Fill in the relevant information to create a new administator user, and simply click Create User to get into the admin. No other steps needed.

All done!!!!

Updating PHP and other Brew Packages

Brew makes it super easy to update PHP and the other packages you install. The first step is to update Brew so that it gets a list of available updates:

This will spit out a list of available updates, and any deleted formulas. To upgrade the packages simply type:

You will need to switch to each of your installed PHP versions and run update again to get updates for each PHP version and ensure you are running the version of PHP you intend.

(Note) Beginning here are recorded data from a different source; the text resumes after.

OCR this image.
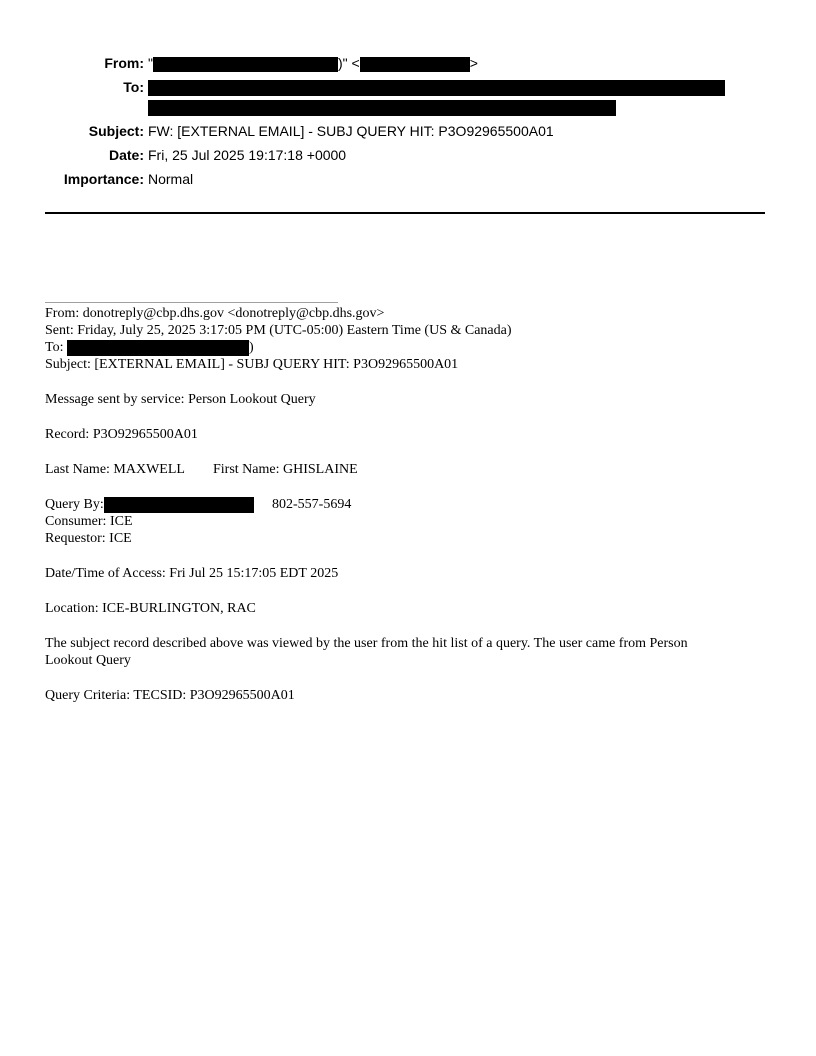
From: "	)" <	>
To:
Subject: FW: [EXTERNAL EMAIL] - SUBJ QUERY HIT: P3O92965500A01
Date: Fri, 25 Jul 2025 19:17:18 +0000
Importance: Normal
From: donotreply@cbp.dhs.gov <donotreply@cbp.dhs.gov>
Sent: Friday, July 25, 2025 3:17:05 PM (UTC-05:00) Eastern Time (US & Canada)
To:	)
Subject: [EXTERNAL EMAIL] - SUBJ QUERY HIT: P3O92965500A01
Message sent by service: Person Lookout Query
Record: P3O92965500A01
Last Name: MAXWELL First Name: GHISLAINE
Query By:	802-557-5694
Consumer: ICE
Requestor: ICE
Date/Time of Access: Fri Jul 25 15:17:05 EDT 2025
Location: ICE-BURLINGTON, RAC
The subject record described above was viewed by the user from the hit list of a query. The user came from Person Lookout Query
Query Criteria: TECSID: P3O92965500A01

Activating Specific/Latest PHP Versions

Macos Catalina Web Server

Due to the way our PHP linking is set up, only one version of PHP is linked at a time, only the current active version of PHP will be updated to the latest version. You can see the current active version by typing:

And you can see the specific versions of a PHP package by typing:

OK, that wraps up Part 1 of this 3 part series You now have a fully functional Apache 2.4 installation with a quick-and-easy way to toggle between PHP 5.6, 7.0, 7.1, 7.2, 7.3, 7.4, and 8.0. Check out Part 2 to find out how to setup your environment with MySQL, Virtual Hosts, APC caching, YAML, and Xdebug. Also take a gander at Part 3 to find out how to setup SSL for your Apache Virtual Hosts.